Nairo felt her guts twist. She wanted to reach out and console her, but she knew that was the last thing a woman like Mama Noor would want. Hastily, the madame wiped the tear from her eye and then cleared her throat.
“I’m sorry,” she said. “I think it is time for you to go… I need to go to my garden. Harold, show them out.”
Mama Noor turned and fled up the stairs to her garden, her anklets jingling the whole way as she disappeared at the top of the stairs. Nairo and Ridley watched her go, both of them feeling like they just saw something so intimately painful that it was almost shameful to them.

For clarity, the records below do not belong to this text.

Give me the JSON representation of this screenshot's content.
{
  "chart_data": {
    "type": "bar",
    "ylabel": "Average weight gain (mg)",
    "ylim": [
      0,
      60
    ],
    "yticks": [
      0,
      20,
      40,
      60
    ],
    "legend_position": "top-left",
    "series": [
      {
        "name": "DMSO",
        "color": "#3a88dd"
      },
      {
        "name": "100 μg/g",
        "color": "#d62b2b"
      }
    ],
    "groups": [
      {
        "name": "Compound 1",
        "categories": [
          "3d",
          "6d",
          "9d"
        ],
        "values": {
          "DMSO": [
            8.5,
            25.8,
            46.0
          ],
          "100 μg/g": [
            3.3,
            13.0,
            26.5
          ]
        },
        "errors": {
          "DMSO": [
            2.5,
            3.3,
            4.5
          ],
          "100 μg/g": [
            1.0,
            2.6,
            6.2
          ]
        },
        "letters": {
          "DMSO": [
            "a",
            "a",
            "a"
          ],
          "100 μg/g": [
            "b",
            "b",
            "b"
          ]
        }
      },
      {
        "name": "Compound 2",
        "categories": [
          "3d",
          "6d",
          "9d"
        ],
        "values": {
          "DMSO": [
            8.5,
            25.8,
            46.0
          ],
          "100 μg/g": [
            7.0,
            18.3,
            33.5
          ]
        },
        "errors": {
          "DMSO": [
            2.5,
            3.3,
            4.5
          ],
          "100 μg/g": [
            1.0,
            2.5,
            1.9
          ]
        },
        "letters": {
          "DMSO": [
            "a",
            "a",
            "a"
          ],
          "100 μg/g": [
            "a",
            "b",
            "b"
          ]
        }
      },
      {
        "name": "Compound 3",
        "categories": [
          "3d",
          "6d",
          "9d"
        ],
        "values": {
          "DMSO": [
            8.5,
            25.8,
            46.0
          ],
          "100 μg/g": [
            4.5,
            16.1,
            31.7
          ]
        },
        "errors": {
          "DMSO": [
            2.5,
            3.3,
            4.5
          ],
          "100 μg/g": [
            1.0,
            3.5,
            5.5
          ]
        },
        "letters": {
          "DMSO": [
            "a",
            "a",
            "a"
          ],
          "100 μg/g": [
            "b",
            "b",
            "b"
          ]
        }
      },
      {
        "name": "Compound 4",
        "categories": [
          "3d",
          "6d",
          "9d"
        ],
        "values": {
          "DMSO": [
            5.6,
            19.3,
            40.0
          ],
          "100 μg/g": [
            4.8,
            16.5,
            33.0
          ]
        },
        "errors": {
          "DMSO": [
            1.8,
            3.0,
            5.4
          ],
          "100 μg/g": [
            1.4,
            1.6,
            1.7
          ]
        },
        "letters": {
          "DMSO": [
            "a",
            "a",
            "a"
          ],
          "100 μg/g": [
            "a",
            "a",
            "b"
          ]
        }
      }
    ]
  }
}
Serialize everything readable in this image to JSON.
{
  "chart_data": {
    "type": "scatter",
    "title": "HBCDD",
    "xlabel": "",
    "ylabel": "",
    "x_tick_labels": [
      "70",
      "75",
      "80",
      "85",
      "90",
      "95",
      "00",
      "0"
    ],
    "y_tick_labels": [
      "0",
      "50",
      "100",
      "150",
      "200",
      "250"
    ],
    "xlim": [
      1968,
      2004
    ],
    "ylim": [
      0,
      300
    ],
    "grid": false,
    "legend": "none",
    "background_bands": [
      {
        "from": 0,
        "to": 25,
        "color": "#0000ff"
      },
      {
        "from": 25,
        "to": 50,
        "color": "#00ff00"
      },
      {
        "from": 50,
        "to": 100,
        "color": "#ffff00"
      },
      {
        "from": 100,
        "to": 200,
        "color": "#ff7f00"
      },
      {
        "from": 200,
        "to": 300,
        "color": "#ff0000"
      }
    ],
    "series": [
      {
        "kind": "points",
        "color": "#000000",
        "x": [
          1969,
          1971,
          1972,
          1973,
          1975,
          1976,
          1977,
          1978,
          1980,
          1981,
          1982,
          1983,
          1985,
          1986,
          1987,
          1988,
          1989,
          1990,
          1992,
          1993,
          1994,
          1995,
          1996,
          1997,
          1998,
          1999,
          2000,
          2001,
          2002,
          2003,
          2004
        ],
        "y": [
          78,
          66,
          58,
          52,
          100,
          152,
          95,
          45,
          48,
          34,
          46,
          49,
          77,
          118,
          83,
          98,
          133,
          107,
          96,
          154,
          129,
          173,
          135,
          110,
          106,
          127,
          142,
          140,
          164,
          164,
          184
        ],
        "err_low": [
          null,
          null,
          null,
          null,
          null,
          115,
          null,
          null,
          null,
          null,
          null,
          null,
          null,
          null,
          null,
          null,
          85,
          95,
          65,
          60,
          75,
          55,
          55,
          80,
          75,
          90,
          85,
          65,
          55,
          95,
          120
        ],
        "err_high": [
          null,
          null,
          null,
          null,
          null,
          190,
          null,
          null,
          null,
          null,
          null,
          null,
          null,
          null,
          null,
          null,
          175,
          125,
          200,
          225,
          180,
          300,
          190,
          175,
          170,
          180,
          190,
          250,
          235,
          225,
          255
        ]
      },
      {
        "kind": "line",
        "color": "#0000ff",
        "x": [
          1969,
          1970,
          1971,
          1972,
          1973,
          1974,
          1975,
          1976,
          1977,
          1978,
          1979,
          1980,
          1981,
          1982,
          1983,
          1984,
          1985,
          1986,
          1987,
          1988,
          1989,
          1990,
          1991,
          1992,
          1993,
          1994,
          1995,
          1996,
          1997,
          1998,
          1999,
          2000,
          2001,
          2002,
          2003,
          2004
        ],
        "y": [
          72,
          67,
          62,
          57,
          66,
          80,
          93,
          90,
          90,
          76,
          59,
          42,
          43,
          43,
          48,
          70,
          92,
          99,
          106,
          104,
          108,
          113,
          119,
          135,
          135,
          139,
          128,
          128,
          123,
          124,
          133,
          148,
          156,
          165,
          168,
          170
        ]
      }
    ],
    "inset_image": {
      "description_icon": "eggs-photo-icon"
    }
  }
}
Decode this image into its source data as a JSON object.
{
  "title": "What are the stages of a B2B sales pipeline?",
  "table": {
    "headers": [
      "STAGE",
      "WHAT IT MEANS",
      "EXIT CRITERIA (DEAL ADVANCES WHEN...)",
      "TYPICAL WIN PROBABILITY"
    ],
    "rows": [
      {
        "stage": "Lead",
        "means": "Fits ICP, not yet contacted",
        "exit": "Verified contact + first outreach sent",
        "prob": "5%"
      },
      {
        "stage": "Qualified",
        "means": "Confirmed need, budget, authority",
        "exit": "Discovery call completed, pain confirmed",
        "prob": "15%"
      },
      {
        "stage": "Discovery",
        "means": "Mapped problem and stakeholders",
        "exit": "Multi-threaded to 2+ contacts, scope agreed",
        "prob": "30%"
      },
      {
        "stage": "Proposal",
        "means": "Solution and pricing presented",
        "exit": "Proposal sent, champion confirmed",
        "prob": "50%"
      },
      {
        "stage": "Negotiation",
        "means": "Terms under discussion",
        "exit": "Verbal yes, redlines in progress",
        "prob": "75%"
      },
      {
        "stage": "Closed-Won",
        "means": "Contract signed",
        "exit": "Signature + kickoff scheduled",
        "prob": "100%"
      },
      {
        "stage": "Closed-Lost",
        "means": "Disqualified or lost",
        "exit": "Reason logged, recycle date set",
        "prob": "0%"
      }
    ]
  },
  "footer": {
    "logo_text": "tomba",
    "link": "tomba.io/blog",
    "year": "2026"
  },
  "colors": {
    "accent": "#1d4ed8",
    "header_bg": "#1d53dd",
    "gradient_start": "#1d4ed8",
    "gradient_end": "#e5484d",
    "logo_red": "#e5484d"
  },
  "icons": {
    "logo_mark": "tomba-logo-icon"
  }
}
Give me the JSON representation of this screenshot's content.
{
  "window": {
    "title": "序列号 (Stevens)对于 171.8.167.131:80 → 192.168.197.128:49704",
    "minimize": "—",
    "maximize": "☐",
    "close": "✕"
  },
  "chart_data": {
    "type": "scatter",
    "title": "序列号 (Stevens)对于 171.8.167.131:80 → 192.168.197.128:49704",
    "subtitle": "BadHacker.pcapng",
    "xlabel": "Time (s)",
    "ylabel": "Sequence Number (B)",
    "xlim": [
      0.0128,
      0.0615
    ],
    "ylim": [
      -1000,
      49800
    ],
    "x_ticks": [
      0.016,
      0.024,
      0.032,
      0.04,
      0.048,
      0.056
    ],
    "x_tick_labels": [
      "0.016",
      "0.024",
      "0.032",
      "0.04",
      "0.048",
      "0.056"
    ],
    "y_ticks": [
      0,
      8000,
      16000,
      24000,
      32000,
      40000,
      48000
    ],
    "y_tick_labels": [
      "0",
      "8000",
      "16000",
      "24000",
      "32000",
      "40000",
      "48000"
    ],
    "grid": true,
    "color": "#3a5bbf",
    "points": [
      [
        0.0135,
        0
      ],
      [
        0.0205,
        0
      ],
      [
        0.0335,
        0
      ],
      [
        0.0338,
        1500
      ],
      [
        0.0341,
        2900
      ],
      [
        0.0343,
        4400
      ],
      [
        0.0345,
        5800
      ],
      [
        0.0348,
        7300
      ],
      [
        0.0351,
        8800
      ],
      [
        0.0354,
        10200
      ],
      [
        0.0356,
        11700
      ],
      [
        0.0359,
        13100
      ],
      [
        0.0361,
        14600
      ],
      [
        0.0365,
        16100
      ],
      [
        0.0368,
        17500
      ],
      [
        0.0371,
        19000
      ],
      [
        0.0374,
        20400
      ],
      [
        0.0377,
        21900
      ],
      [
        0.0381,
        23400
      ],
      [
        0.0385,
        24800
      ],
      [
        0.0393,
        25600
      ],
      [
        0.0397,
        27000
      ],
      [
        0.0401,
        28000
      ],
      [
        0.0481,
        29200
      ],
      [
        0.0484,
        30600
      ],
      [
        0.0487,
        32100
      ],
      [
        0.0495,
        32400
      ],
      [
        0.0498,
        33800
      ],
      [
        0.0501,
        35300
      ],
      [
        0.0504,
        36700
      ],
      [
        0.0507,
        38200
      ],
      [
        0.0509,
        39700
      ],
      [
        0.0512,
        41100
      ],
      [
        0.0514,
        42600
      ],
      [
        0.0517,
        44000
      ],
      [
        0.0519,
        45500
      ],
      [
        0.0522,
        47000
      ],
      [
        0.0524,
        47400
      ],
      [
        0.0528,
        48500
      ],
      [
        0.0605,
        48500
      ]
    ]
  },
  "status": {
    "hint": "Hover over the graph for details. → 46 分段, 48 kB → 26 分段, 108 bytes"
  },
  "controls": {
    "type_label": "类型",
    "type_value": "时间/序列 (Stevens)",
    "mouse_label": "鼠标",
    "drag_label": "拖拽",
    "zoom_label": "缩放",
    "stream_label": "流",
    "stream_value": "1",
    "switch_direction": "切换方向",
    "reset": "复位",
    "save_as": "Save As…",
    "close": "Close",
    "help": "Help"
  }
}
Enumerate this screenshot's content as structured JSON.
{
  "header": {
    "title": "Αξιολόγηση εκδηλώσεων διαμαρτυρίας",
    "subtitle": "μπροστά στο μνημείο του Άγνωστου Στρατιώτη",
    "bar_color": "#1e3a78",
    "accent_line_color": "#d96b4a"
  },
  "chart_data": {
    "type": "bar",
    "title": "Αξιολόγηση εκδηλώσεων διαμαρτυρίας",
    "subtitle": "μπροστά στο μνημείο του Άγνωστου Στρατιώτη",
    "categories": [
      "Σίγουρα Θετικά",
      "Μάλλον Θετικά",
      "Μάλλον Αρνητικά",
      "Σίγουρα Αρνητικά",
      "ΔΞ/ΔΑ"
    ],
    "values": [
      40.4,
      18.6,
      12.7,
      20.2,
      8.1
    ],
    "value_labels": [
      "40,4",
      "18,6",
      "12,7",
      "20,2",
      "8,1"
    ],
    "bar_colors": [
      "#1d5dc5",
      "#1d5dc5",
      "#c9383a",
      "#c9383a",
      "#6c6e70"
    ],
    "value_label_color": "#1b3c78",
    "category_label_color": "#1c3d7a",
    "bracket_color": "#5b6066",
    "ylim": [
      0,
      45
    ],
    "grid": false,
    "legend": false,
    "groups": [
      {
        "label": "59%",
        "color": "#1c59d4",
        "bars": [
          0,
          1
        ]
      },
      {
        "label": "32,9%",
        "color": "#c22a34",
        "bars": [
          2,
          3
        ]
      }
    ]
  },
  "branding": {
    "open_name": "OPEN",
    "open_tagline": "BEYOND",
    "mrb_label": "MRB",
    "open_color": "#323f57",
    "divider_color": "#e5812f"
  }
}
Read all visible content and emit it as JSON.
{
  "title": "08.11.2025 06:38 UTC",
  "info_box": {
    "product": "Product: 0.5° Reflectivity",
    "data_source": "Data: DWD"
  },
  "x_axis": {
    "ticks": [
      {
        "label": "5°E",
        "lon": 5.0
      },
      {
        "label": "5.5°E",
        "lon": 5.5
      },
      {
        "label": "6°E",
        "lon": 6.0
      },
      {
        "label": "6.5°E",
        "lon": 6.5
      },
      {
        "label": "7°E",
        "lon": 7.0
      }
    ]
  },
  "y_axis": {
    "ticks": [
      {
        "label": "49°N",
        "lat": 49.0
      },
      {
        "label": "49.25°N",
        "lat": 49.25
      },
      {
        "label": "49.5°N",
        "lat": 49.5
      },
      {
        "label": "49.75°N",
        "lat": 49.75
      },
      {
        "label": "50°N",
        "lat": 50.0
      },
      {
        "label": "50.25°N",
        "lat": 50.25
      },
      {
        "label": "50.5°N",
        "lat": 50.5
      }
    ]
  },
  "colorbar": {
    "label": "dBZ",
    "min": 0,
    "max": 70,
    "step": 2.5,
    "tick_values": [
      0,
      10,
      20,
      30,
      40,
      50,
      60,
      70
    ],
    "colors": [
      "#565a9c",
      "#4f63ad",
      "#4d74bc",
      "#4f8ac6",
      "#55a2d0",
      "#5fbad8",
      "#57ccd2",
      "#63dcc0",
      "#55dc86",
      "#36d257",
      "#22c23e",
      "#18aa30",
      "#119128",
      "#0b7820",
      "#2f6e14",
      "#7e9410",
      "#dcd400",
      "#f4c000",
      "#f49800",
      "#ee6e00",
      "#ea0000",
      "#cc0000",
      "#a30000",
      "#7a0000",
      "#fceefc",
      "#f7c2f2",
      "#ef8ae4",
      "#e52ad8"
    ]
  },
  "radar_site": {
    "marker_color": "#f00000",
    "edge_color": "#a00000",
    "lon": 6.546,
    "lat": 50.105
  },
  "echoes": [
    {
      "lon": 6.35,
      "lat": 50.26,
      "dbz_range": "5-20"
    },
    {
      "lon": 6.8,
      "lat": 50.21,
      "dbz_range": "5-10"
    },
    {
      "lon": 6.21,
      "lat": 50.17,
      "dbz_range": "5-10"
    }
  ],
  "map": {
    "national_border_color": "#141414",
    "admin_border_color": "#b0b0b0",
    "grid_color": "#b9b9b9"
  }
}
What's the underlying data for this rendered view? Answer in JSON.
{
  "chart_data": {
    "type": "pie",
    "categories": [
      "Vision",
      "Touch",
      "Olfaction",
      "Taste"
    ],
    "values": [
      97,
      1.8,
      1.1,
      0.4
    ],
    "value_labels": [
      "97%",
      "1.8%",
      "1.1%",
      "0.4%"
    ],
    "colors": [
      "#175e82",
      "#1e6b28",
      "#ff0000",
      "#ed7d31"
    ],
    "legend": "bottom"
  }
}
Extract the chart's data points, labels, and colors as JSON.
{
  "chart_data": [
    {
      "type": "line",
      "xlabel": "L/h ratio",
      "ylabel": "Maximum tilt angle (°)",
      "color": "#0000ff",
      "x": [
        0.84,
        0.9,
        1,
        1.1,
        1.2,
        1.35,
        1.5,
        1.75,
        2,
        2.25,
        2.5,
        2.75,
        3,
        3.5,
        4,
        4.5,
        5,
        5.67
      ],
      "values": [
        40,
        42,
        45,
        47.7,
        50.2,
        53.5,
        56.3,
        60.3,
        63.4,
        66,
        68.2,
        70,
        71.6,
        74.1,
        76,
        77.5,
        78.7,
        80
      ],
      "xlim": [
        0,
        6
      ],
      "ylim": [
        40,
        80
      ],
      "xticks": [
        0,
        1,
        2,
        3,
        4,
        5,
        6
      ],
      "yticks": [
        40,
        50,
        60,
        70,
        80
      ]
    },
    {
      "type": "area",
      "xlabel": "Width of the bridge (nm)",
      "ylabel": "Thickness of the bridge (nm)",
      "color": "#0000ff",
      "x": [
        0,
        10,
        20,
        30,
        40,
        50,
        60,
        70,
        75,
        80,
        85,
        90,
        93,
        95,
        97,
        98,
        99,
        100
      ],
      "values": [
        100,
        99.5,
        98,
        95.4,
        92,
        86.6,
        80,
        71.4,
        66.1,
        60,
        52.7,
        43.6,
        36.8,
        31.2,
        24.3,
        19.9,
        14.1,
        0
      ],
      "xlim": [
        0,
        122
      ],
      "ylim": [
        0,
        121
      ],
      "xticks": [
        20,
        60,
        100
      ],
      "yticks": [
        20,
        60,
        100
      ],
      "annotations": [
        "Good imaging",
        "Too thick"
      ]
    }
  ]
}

Harold looked up at his fleeing mistress and then glared hotly at Nairo and Ridley. He didn’t say a word as he threw open the door and watched them leave.
Nairo and Ridley didn’t speak until they were halfway down the street.
“Sounds like Hubert Hess got what was coming to him,” Nairo said, her jaw clenched in fury.
“Yeah… hopefully it wasn’t quick.” Ridley said.
They trudged along in silence, their heads bowed.
“Do you know what all this means?” Ridley asked her, his hands in his pockets and his face buried behind the collars of his jacket.
“Someone was poisoning Shumacker’s mistresses with Blood Moon,” Nairo replied.
“Yep,” Ridley said.
“Shumacker was poisoning his own mistresses and killing his own children?” Nairo said in disbelief.
“He’s married and he’s an Owner. Can’t have some bastards running around trying to make a claim on the inheritance,” Ridley muttered. “He knocks ‘em up then makes sure the babies got rid of, and who gives a damn what happens to the woman?”
“So he got Lana LaRue pregnant, spun her a bunch of nonsense about running away together, and had her poisoned?”
“Could mean that LaRue’s death was an accident,” Ridley said. “They could have got the dose wrong and killed her by mistake.”
“And Quinn?” Nairo asked.
“Found out?” Ridley said with a shrug. “With all these OD’s going on, it was the perfect cover. They could dose him with the same drug and it would just get ruled an overdose.”
“Shit!” Nairo said, running her hands through her hair. “I didn’t think Shumacker could be capable of this. It’s so… malevolent!”
“The evil ones are always the best at hiding it,” Ridley muttered, lighting a smoke.
“And now the tough question,” Nairo said. “Where is Shumacker?”
“I don’t know,” Ridley said. “But if that sadistic fuck killed Quinn, there ain’t a rock big enough or far enough for him to hide under!”
“We’ll find him,” Nairo said, her jaw set. “And he’ll pay for what he’s done.”
“Yeah,” Ridley said, his hands curling around the knife in his pocket. “He’ll pay.”